Mountain range in Russia

The Bureya Range (Буреинский хребет, Bureinskiy Khrebet) is a mountain range in the Khabarovsk Krai and Jewish Autonomous Oblast in the southern part of the Russian Far East.

The Dusse-Alin Tunnel on the Baikal Amur Mainline crosses the range to enter the Amgun River valley. The Bastak Nature Reserve, a protected area, is located in the southeastern corner of the range.

==Geography==
The Bureya Range consists of a number of separate ridges with a total length of about 400 km and with a maximum height of 2167 m. To the northeast it connects with the Badzhal Range. The range forms the drainage divide of the Bureya, Amgun and Urmi rivers.
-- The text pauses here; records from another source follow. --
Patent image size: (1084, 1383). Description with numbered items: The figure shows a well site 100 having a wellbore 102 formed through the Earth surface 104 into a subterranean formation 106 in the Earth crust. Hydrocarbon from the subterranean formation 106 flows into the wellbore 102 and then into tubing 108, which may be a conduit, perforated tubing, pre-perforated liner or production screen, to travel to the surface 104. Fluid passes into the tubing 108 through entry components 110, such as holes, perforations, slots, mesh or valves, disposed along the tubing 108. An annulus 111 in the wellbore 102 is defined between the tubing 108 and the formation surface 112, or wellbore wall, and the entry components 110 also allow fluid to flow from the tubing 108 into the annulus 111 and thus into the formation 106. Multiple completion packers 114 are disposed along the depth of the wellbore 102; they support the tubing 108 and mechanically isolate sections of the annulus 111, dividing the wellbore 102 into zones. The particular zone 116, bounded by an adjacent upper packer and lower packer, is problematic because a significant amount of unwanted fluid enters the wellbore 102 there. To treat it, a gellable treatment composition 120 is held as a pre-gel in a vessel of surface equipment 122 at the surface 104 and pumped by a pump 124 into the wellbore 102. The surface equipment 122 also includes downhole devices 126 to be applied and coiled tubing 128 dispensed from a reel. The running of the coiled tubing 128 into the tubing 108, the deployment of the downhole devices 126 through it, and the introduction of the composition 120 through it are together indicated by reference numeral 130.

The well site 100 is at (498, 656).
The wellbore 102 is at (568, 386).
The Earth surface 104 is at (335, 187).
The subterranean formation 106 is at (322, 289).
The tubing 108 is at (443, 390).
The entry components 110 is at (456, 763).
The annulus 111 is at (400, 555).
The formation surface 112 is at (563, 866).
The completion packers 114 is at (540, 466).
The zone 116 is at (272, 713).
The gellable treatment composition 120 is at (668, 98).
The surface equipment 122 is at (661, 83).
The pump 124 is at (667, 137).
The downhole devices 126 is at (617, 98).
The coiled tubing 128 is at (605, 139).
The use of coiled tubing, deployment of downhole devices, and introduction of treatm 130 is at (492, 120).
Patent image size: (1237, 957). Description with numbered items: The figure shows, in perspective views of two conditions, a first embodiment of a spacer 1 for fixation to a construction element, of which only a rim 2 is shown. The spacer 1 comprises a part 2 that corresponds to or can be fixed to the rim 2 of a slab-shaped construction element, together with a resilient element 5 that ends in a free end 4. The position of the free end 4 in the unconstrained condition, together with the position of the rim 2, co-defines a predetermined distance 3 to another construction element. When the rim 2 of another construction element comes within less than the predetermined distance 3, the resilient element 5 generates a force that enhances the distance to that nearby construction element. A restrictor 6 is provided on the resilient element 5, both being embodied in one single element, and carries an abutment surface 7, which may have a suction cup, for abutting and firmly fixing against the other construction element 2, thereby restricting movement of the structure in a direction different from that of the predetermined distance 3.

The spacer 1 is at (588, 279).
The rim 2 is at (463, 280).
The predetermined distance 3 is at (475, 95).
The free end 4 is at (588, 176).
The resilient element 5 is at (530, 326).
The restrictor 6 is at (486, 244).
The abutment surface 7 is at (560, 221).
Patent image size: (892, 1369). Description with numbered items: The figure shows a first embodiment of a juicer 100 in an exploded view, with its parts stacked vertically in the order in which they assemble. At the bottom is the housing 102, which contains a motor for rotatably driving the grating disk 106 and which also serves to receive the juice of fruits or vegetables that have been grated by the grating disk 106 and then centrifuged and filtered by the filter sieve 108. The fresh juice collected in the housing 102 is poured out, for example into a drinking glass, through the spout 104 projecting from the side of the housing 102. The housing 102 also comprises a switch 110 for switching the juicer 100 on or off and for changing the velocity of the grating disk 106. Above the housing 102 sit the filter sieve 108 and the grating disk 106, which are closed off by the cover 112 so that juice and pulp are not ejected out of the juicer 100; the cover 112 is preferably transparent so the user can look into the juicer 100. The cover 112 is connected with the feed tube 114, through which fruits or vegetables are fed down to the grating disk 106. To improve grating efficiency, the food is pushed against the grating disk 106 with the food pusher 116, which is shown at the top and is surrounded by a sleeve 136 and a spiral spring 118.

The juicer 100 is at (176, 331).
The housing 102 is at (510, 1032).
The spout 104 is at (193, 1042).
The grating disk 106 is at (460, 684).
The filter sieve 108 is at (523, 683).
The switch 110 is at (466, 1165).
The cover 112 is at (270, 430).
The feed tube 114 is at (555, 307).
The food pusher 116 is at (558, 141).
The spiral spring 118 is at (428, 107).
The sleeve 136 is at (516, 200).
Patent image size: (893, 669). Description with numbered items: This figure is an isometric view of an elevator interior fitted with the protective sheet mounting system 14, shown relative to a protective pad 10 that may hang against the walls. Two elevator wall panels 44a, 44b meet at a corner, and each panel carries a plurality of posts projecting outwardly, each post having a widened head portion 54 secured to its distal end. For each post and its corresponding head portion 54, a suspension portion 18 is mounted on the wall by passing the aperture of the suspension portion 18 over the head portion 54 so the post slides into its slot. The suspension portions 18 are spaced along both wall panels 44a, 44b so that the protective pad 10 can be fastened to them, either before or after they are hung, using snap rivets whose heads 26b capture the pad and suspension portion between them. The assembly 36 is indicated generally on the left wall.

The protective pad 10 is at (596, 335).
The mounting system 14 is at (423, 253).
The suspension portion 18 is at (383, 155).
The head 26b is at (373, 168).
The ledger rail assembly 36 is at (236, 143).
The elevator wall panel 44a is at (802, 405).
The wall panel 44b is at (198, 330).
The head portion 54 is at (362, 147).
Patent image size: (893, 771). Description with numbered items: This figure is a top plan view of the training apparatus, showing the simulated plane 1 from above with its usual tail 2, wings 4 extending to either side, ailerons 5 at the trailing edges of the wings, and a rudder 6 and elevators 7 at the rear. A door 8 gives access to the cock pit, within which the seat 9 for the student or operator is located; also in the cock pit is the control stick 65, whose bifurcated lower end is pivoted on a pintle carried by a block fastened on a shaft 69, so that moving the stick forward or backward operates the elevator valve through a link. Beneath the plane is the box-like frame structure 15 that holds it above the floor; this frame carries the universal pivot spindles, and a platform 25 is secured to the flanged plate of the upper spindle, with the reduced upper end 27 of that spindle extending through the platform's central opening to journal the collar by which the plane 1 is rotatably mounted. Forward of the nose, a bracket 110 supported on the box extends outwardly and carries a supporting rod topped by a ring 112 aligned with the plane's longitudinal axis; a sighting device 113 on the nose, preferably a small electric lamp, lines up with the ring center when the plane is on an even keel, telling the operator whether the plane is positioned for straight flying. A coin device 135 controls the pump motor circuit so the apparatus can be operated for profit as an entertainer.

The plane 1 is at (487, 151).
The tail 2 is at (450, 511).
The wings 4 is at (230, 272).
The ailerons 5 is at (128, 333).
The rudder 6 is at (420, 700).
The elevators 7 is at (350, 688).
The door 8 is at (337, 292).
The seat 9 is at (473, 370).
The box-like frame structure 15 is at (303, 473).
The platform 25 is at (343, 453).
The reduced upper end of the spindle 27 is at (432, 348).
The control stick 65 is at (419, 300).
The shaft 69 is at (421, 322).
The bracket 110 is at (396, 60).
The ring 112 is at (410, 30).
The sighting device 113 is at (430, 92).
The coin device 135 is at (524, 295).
The sources of the Selemdzha River are located at the northern end, where other three ranges meet the Bureya mountain chain, the Dusse-Alin from the south, the Ezop Range from the west and the Yam-Alin from the north. The Dusse-Alin and Yam-Alin are a northern prolongation of the Bureya Range.

Mount Studencheskaya is located in the southern part of the Bureya Range. At 1421 m, it is the highest point of the Jewish Autonomous Oblast.

==Flora ==
The slopes of the range are covered by conifer and deciduous forests.